[AArch64][SME] Spill p-regs as z-regs when streaming hazards are possible (#123752)
This patch adds a new option `-aarch64-enable-zpr-predicate-spills`
(which is disabled by default), this option replaces predicate spills
with vector spills in streaming[-compatible] functions.
For example:
```
str p8, [sp, #7, mul vl] // 2-byte Folded Spill
// ...
ldr p8, [sp, #7, mul vl] // 2-byte Folded Reload
```
Becomes:
```
mov z0.b, p8/z, #1
str z0, [sp] // 16-byte Folded Spill
// ...
ldr z0, [sp] // 16-byte Folded Reload
ptrue p4.b
cmpne p8.b, p4/z, z0.b, #0
```
This is done to avoid streaming memory hazards between FPR/vector and
predicate spills, which currently occupy the same stack area even when
the `-aarch64-stack-hazard-size` flag is set.

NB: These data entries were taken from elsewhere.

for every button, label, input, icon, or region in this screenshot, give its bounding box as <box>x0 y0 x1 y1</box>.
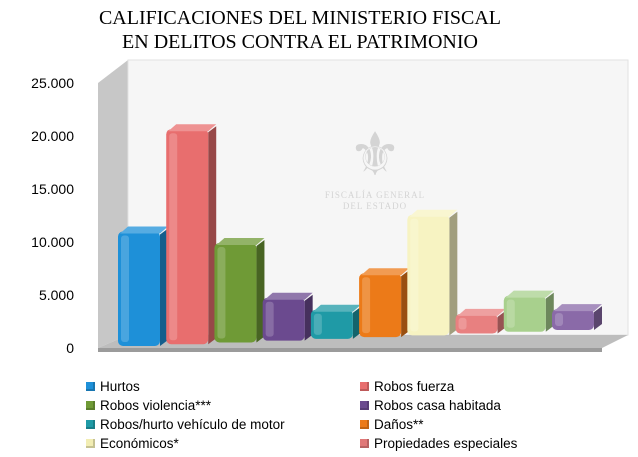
legend-item: Propiedades especiales <box>360 436 517 451</box>
legend-label: Propiedades especiales <box>374 436 518 451</box>
chart-title-line-1: CALIFICACIONES DEL MINISTERIO FISCAL <box>98 7 502 29</box>
bar-10 <box>552 304 602 330</box>
legend-swatch <box>360 420 369 429</box>
legend-item: Robos casa habitada <box>360 398 501 413</box>
legend-swatch <box>86 401 95 410</box>
legend-label: Económicos* <box>100 436 179 451</box>
legend-item: Daños** <box>360 417 424 432</box>
legend-item: Robos/hurto vehículo de motor <box>86 417 285 432</box>
bar-8 <box>455 308 506 334</box>
legend-swatch <box>360 382 369 391</box>
legend-label: Daños** <box>374 417 424 432</box>
bar-6 <box>359 268 410 338</box>
chart-title-line-2: EN DELITOS CONTRA EL PATRIMONIO <box>122 31 478 53</box>
legend-swatch <box>86 439 95 448</box>
legend-swatch <box>86 382 95 391</box>
legend-item: Robos violencia*** <box>86 398 211 413</box>
chart-title: CALIFICACIONES DEL MINISTERIO FISCAL EN … <box>0 6 600 54</box>
legend-item: Robos fuerza <box>360 379 454 394</box>
legend-item: Económicos* <box>86 436 179 451</box>
legend-item: Hurtos <box>86 379 140 394</box>
y-tick-label: 20.000 <box>31 128 74 144</box>
bar-2 <box>166 124 217 345</box>
legend-swatch <box>360 439 369 448</box>
legend-swatch <box>86 420 95 429</box>
legend-swatch <box>360 401 369 410</box>
bar-7 <box>407 209 458 336</box>
legend-label: Hurtos <box>100 379 140 394</box>
y-tick-label: 0 <box>66 340 74 356</box>
bar-5 <box>310 304 361 339</box>
bar-1 <box>118 226 168 346</box>
legend-label: Robos/hurto vehículo de motor <box>100 417 285 432</box>
legend-label: Robos violencia*** <box>100 398 212 413</box>
bar-3 <box>214 238 265 343</box>
watermark-line-2: DEL ESTADO <box>342 201 408 211</box>
legend-label: Robos fuerza <box>374 379 455 394</box>
legend-label: Robos casa habitada <box>374 398 501 413</box>
watermark-line-1: FISCALÍA GENERAL <box>324 190 426 200</box>
y-tick-label: 15.000 <box>31 181 74 197</box>
y-tick-label: 5.000 <box>39 287 74 303</box>
watermark: ⚜ FISCALÍA GENERAL DEL ESTADO <box>300 120 450 212</box>
y-tick-label: 10.000 <box>31 234 74 250</box>
coat-of-arms-icon: ⚜ <box>348 122 402 188</box>
bar-4 <box>262 292 313 341</box>
floor-edge <box>98 348 602 352</box>
y-tick-label: 25.000 <box>31 75 74 91</box>
bar-9 <box>503 290 554 332</box>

This is implemented with two new pseudos SPILL_PPR_TO_ZPR_SLOT_PSEUDO
and FILL_PPR_FROM_ZPR_SLOT_PSEUDO. The expansion of these pseudos
handles scavenging the required registers (z0 in the above example) and,
in the worst case spilling a register to an emergency stack slot in the
expansion. The condition flags are also preserved around the `cmpne` in
case they are live at the expansion point.